Мудрец сказал: «Хочешь надежно спрятать вещь, положи её на виду»!
Если Вам хватило терпения и времени прочитать мою исповедь, то, вряд ли усомнитесь в том, что я очень пунктуально изучил незаурядные качества Трифановского феномена, однако, главная его особенность оставалась за кадром.
Прозрение пришло в конце сентября 2009 года, во время подготовки к Национальной конференции по ореху. Я рылся в Интернете и наткнулся на описание американского сорта PAYNE, первого официально зарегистрированного сорта с латеральным плодоношением, родоначальника плеяды ЛАРА, ФЕРНОР, ФЕРЖАН, ФЕРНЕТ. С первых строк стало ясно на кого был похож Трифановский орех и почему все эти годы он казался мне необычным. Он отличался латеральным характером плодоношения.
Латеральный тип плодоношения у ореха грецкого «IUGLANS REGIA» встречается крайне редко, для данного вида характерен верхушечный или концевой «APICAL» тип плодоношения. Получать 2-4 плода с ветви, или эти плоды, плюс ветвь, покрытую плодами по всей длине, «LATURE»!!!

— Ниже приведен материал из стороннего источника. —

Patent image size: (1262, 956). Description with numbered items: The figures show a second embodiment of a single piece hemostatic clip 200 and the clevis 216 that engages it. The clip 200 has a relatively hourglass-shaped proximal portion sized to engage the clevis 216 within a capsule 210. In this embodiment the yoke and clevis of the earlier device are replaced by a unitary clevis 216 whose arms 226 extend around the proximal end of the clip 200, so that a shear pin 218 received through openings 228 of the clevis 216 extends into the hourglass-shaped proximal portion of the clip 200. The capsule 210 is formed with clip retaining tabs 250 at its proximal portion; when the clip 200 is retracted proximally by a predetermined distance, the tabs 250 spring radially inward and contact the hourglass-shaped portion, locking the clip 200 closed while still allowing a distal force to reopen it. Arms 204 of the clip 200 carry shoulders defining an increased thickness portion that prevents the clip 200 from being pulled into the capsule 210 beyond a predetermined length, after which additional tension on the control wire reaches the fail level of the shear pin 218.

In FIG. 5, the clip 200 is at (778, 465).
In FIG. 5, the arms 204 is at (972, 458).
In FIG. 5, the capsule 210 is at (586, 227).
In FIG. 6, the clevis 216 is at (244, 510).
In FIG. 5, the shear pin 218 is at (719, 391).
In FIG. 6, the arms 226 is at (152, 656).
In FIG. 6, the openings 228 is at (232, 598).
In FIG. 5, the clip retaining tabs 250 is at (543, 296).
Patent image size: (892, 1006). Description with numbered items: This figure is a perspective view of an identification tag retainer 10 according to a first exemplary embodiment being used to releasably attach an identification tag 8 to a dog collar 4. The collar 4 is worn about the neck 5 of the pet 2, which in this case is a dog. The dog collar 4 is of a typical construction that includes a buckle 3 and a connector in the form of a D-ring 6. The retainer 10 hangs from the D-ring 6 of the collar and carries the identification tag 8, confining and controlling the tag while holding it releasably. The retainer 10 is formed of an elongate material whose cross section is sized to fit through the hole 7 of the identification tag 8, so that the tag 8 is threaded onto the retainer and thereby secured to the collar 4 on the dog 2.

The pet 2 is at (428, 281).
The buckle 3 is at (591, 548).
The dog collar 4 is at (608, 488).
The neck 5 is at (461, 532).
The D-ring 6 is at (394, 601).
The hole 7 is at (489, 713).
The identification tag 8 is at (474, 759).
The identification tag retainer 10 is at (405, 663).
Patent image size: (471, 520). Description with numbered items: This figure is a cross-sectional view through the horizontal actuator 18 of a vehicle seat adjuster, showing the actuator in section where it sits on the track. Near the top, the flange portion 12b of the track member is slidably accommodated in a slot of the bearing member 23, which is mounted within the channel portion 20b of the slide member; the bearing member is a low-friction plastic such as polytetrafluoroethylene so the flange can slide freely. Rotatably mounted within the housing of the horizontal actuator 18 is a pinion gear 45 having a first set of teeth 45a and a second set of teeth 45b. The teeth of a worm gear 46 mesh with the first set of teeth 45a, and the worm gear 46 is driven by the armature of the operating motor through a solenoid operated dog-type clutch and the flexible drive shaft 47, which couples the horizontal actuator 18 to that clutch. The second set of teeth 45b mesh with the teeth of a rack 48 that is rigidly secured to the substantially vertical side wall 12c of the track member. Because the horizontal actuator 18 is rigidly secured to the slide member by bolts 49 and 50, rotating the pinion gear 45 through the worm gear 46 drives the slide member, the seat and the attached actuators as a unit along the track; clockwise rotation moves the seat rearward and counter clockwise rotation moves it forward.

Очевидно, что урожайность возрастает в разы. Становится понятной фанатическая преданность деда Трифана дереву, вскормившему поколения его предков, к дереву, которое, будучи латеральным, по типу плодоношения, в отличие от изнеженного американского собрата, легко выдерживающему 30-и градусные морозы и дающему устойчивый урожай, что особо ценно, в экстремальные, безурожайные годы, когда орехов мало и они в цене.
Какой вывод сделал я из этой непростой истории? Для того, чтобы Добро восторжествовало, надо неустанно бороться! История сохранила память о выдающихся орехах, к великому сожалению, безвозвратно утраченных.
Наши предки создали семь чудес света, величественные пирамиды и загадочный Стоунхенж, однако, к великому сожалению, не умели прививать грецкий орех.
Так в молдавских хрониках 16 века упоминается «орех Штефана Великого», произраставший в Ясском уезде, Румыния. По свидетельству хроникера, Великий Господарь во время поездок по Молдове любил останавливаться на привал под этим деревом. Размеры его были таковы, что вся его дружина, а это более 180 всадников, свободно размещалась под его сенью!!!
Он прожил долгую жизнь, прославился как «Дерево Штефана», однако, как и другие прославленные орехи, канул в Лету.
Возможностей безвозвратно потерять «Трифанов латерал» было значительно больше, чем сохранить, однако Провидение, в критические моменты давало нам ШАНС и, слава Богу, мы его не упустили.
Сегодня можем с гордостью сказать: «Есть первый молдавский латеральный». Осенью 2009 года дерево осмотрел сам Иван Петрович Цуркану и благословил — «размножать максимально и районировать!»
Таков финал этой трагической истории со счастливым концом, начавшейся в далёком 1953 году.